In dieser Broschüre, die zur Messe BAU 2015 erscheinen soll, wird das gesamte Spektrum des Steinmetzhandwerks "emotional und kundenorientiert" präsentiert. 2015 will der Bundesverband seinen Marketingpartnerbetieben zwei weitere Motive der "Kundenwunsch"-Serie zur Verfügung gestellt werden. Drei Poster erhält jeder Betrieb gratis; für alle weiteren wird laut BIV eine vergleichsweise geringe Kostenbeteiligung erhoben. Partnerbetriebe können außerdem zu Sonderkonditionen Gerüstplanen oder Bauzaunbanner beziehen. Für 2015 plant ist auch die Erstellung eines internes Partner-Portals für den schnellen Informationsaustausch geplant. 2016 will der der BIV durch "Add Ons" im Internet Endverbraucher ansprechen und durch Beiträge in Fachzeitschriften Architekten und Planer erreichen.
 
Nur wer selbst brennt, kann andere entzünden
Den wohl spannendsten und mit Sicherheit amüsantesten Tagesordnungspunkt gestaltete Gastreferent Johannes Warth, ein Oberschwabe, der sich "Ermutiger und Überlebensberater" nennt. Mit schauspielerischem Talent, sprachlichem Witz und zugleich tiefgründiger Nachdenklichkeit motivierte er die Anwesenden in seinem 90-minütigen Programm dazu, festgefahrene Verhaltensweisen zu überdenken und Pflöcke für die Zukunft einzuschlagen. Immer wieder erntete Warth Lachsalven, wenn er seine Maximen auf sehr bildhafte Weise mit Pfeil und Bogen, einem selbstgebastelten Schlagzeug oder singend per Schifferklavier erläuterte. Den Höhepunkt bildete schließlich sein Balanceakt auf einem dicken Seil, das von jeweils vier Steinmetzmeistern gehalten wurde.

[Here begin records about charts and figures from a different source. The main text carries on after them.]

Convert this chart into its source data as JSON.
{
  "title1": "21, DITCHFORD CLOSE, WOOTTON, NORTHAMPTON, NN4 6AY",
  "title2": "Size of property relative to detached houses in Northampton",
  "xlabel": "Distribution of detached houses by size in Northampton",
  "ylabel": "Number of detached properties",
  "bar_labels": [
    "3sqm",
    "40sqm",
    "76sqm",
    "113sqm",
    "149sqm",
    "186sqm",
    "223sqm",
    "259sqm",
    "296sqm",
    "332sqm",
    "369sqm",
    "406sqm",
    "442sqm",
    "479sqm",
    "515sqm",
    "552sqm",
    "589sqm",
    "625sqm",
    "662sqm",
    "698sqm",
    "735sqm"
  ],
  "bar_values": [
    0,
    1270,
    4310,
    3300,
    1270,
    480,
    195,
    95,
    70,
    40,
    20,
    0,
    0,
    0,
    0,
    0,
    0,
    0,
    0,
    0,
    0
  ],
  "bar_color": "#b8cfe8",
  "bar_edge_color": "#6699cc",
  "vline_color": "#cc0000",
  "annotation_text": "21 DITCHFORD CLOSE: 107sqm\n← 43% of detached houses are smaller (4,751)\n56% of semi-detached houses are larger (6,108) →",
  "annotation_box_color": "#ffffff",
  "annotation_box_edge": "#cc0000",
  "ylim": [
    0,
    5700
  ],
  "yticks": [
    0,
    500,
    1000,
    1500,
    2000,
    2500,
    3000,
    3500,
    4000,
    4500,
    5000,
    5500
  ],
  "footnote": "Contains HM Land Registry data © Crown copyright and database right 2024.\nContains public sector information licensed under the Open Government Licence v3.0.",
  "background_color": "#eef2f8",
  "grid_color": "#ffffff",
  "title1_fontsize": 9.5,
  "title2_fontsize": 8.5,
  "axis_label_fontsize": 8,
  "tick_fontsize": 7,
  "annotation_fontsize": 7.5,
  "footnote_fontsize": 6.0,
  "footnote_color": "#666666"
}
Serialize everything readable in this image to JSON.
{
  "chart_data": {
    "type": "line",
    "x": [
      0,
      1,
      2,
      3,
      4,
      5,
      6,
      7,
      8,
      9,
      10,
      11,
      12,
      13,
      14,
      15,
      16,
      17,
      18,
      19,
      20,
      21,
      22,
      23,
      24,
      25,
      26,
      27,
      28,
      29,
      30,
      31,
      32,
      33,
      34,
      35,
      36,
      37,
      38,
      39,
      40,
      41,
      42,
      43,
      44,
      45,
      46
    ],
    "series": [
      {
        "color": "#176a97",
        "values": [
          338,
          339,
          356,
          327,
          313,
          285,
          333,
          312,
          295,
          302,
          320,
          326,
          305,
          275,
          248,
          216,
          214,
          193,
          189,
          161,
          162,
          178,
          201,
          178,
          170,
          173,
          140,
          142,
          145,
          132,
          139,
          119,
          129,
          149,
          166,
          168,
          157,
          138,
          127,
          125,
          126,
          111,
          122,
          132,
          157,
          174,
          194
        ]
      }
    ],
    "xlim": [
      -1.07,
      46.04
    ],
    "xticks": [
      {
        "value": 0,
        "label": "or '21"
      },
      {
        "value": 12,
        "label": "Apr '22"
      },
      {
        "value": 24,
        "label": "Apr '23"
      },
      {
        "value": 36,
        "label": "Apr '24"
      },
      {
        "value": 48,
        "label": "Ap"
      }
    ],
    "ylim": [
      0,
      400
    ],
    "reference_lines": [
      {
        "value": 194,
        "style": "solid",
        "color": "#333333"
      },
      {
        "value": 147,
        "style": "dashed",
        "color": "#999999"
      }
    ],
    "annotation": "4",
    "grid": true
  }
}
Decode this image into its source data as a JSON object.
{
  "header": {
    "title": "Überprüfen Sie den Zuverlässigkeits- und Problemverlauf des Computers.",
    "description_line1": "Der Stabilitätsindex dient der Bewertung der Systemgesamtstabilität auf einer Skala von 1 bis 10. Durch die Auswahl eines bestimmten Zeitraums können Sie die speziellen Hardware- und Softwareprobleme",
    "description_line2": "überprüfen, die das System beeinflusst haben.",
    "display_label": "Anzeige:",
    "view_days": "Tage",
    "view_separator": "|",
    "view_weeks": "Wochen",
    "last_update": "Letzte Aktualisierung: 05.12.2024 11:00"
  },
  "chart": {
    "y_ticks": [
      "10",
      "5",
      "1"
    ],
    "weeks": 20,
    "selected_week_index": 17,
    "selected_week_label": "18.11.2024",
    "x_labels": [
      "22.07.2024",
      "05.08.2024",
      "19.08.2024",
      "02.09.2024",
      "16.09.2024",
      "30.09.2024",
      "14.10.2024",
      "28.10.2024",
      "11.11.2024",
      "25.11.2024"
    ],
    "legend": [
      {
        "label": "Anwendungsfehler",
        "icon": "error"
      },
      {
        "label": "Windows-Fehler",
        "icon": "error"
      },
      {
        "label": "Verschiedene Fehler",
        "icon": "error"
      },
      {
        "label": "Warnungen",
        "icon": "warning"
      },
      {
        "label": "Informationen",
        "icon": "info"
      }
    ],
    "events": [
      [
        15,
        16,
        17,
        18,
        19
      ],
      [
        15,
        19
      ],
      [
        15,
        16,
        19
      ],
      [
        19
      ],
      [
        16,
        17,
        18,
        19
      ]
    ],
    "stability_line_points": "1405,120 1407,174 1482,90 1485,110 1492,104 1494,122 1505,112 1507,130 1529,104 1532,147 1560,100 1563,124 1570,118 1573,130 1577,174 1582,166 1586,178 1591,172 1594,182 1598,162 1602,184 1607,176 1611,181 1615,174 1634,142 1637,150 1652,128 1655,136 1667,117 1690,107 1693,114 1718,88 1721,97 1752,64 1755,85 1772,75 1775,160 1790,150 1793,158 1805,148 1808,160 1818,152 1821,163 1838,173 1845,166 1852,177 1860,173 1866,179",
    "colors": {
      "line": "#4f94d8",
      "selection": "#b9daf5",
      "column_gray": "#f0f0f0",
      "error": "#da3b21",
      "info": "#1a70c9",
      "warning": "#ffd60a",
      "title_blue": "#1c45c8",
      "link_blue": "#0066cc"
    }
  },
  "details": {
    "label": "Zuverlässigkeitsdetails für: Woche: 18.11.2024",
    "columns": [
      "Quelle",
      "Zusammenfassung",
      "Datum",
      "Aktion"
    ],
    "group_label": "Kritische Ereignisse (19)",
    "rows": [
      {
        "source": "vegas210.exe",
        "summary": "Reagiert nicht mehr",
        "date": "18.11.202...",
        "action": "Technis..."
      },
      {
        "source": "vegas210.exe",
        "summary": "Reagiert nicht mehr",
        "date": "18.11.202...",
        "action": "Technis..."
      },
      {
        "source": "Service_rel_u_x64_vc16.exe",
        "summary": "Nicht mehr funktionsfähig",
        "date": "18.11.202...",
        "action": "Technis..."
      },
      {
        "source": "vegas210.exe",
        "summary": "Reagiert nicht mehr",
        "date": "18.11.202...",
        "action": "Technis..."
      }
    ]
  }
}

Warths sieben Botschaften lauteten: "Seien sie authentisch!" (Nur das Echte hat Bestand). "Seien Sie kommunikativ!" (Offene Türen führen ins Freie). "Seien Sie einfältig!" (Vielfältig denken und einfältig handeln!) "Seien Sie frohlockend!" (Wer gut drauf ist, kann gut lachen!) "Seien Sie mitreißend!" (Einer für alle und alle für einen!) "Seien Sie tragend!" (Glücklich wird, wer glücklich macht!) "Seien Sie vertrauend!" (Ich bin, also kann ich!) Denn, so sein Fazit: "Nur wer selbst brennt, kann andere entzünden!"